The logic of using blue-green is that since your eyes are most sensitive to it you can use considerably less total light reducing the total impact on your night vision.

The reasoning behind red is that the rods are relatively insensitive to the red and thus the light will have less impact.

Having spent too much time in photographic darkrooms with both red and green safelights (in the latter case I was working with red sensitive holographic film) My take is that keeping the apparent intensity at a minimum is more important than red or green.


Posted by: Robert.Bruce.Thompson on May 14, 2007 at 12:38 PM

Unfortunately, your take is mistaken.
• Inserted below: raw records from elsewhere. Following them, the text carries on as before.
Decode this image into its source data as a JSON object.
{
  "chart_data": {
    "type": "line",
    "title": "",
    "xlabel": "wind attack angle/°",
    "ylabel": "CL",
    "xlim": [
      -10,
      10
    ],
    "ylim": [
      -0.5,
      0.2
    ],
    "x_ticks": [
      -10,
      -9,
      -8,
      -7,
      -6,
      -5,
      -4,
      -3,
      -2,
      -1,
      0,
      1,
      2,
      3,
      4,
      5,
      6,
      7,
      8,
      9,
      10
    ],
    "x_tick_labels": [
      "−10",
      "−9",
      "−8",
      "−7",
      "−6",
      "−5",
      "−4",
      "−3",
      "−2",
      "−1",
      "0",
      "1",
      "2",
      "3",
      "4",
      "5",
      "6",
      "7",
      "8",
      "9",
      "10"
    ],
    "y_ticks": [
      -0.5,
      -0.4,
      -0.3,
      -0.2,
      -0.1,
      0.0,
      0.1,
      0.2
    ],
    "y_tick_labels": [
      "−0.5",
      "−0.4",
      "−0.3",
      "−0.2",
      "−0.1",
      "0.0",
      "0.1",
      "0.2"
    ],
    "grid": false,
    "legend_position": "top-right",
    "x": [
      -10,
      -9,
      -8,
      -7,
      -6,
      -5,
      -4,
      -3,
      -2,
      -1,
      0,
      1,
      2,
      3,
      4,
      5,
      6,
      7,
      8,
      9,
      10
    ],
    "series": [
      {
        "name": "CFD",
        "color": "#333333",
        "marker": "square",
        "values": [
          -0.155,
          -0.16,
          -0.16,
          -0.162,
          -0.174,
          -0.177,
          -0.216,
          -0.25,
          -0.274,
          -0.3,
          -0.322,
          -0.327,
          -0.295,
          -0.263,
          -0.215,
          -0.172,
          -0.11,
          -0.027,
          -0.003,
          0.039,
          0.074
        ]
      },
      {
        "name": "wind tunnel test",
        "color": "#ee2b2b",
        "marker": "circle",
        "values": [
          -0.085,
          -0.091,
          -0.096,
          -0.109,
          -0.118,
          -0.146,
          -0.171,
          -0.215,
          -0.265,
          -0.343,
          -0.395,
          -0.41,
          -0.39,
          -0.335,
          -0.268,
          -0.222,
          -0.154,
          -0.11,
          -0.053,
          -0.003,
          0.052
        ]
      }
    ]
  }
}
The rods, which give us our night vision, are pretty much unaffected by light 600nm or longer in wavelength, which is why astronomical LED flashlights use 620nm or longer LEDs. When you view a star chart with a red LED flashlight, you're viewing it with your cones. Your rods don't respond at all to the red light, leaving them available for viewing the faint fuzzies. Even a very bright red LED light shown directly into your eyes for a long time has essentially zero effect on your night vision. If you use light of a shorter wavelength, such as blue-green, your rods pick it up, even at very low illumination levels, and are desensitized.

The reason that a lot of military gear uses green light has nothing to do with preserving night vision. The WSO or whovever is looking at that green light has his night vision destroyed by it. The reason green light is used in this situation is that the human eye is most sensitive to green light, which allows the total brightness of the illumination to be as low as possible, making it more difficult for enemy observers to detect.

As to photographic darkrooms, I've also spent a long time working in them, for more than 40 years. Red safelights are used only with blue-sensitive and orthochromatic (sensitive to all colors except red) emulsions. For panchromatic emulsions, which are sensitive to any color of visible light, a green safelight again provides the maximum visibility at the minimum overall illumination level.